One flaw I have with PER, whose formula can be found here, is that a player can improve their score with volume as long as they are shooting above 30.4% from the field. If I had a player shooting around 35%, I would not want him to increase his volume. My metric makes it so increasing volume is curved by the efficiency factor heavily so that volume is only good when they are producing above league average efficiency.

Flaws

Now I will admit there are some flaws to this metric. Being a purely offensive stat focused metric, it leaves out stats like defensive rebounds, blocks, and steals which could lead to offensive possessions and may unfairly omit a good defender’s actual contribution. It doesn’t adjust for pace so plyers on teams that play faster might get more opportunities to generate points leading to higher scores. Using assist opportunities puts reliance on teammates to make shots, so a player’s playmaking score might be a lot lower on a bad team than it would a good team, as you probably noticed there are only a few instances of a player on a bad team. I didn’t really know how to go about this because leaving out unconverted opportunities misconstrues that player’s usage, but if I were to try and regularize the conversion of assist opportunities it may unfairly punish those who set up their teammates better which is why their team is better in the first place.

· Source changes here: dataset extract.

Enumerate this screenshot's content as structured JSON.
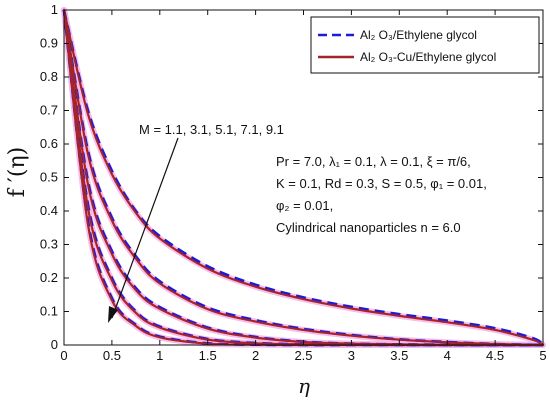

This isn’t really a flaw in the stat but another issue is that 2nd assists, free throw assists, and assist opportunities only go back to the 13-14 season when player tracking started so we will be unable to compare offensive scores historically unfortunately, unless we figure out a way to estimate these stats.

Conclusion

I feel this is a good metric to compare offensive performances. This is not to show how skilled a player is necessarily as a lot of it is based on opportunity, but all the time we spend on comparing performance, I think this metric does a better job than most when it comes to offense. It can be used for single game matchups as well as whole seasons differentiating itself to metrics like offensive win shares, and in my opinion pretty unbiased to position.

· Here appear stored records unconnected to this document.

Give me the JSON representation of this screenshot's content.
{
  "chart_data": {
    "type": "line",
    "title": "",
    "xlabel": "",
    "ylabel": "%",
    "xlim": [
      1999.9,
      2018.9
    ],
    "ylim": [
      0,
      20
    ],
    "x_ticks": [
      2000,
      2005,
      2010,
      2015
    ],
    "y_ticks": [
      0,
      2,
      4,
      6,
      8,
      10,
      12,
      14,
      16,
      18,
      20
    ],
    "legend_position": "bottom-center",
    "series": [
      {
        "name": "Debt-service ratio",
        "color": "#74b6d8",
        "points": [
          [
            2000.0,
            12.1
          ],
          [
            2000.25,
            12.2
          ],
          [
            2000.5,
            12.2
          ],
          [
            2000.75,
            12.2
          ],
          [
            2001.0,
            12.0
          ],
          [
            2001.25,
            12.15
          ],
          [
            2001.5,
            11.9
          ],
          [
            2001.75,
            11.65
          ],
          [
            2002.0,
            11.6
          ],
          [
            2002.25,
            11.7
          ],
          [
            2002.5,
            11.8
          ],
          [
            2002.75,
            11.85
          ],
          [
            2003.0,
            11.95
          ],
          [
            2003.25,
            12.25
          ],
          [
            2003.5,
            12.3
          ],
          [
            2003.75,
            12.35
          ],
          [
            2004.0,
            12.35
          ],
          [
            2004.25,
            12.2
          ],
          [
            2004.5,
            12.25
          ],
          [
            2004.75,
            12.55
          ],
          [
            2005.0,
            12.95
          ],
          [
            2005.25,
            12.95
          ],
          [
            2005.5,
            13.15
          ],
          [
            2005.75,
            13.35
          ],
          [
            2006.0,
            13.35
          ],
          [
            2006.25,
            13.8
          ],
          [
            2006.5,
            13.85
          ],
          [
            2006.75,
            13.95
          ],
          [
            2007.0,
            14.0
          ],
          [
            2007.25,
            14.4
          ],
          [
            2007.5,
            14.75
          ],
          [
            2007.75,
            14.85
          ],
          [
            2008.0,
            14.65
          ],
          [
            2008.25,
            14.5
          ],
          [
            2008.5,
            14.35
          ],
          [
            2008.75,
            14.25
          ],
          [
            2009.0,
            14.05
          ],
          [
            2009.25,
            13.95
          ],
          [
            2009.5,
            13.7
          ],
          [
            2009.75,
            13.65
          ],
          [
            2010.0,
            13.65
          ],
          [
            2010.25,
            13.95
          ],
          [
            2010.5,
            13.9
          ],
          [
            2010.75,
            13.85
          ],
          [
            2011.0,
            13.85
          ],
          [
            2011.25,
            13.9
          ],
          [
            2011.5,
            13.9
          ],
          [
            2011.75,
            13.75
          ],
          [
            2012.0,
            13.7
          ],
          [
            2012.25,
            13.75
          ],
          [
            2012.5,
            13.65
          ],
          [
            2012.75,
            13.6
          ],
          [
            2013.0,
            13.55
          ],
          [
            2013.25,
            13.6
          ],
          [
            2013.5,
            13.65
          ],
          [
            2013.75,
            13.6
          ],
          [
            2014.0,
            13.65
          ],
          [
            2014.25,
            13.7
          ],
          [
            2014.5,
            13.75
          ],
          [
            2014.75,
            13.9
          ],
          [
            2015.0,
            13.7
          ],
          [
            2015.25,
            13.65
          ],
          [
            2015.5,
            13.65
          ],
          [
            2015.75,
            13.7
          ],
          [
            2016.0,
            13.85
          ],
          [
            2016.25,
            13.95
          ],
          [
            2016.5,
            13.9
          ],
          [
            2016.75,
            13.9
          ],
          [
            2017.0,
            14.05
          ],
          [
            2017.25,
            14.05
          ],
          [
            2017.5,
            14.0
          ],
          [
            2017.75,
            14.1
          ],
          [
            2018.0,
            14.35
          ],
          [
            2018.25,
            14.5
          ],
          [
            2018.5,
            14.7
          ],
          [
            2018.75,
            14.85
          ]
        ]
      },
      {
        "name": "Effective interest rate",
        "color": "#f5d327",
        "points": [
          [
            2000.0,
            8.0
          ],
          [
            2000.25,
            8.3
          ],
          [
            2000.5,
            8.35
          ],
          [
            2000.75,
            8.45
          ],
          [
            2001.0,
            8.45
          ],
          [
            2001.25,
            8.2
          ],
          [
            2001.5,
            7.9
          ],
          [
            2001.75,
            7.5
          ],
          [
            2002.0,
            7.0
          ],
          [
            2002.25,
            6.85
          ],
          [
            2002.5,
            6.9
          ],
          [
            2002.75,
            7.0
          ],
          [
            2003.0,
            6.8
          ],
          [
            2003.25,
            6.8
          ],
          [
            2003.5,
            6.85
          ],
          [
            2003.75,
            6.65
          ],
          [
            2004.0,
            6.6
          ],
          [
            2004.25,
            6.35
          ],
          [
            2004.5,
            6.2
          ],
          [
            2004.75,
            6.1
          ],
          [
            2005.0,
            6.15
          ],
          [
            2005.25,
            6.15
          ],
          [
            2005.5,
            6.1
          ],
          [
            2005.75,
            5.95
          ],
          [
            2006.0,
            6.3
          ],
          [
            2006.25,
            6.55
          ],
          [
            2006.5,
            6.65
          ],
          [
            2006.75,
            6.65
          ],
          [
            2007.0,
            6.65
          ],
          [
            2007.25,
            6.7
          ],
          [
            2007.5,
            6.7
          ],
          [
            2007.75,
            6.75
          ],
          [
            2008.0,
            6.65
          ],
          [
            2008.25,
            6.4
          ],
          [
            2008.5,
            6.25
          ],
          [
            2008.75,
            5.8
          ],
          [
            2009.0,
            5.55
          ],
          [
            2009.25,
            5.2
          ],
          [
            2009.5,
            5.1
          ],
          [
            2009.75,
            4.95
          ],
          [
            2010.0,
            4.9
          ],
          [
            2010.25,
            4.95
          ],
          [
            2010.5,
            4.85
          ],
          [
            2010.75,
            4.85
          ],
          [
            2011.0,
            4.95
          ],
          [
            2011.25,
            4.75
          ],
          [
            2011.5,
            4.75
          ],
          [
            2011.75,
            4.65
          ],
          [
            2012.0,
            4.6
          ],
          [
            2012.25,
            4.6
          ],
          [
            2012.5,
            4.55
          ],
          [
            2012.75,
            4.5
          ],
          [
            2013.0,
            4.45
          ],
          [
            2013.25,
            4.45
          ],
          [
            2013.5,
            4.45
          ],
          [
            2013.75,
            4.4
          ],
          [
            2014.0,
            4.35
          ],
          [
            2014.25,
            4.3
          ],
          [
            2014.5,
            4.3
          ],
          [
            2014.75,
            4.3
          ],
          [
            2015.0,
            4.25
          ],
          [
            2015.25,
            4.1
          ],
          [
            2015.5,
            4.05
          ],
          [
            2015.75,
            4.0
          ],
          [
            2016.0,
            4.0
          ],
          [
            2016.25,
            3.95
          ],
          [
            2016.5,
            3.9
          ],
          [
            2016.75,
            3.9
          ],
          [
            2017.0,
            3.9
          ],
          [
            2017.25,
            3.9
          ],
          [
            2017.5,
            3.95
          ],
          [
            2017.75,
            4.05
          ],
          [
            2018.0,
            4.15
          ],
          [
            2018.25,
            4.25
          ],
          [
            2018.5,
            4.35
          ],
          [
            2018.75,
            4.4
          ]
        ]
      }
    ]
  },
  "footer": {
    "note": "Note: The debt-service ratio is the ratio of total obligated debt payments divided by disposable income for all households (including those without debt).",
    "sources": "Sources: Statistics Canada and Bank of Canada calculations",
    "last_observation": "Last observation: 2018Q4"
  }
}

While there are some flaws and can get a bit complicated, I believe this is a simpler metric to understand than other popular ones that get even more complicated, as it can be boiled down to pretty much volume affected by efficiency. A future task would be to figure out how to incorporate defense which can be extremely hard to measure in numbers.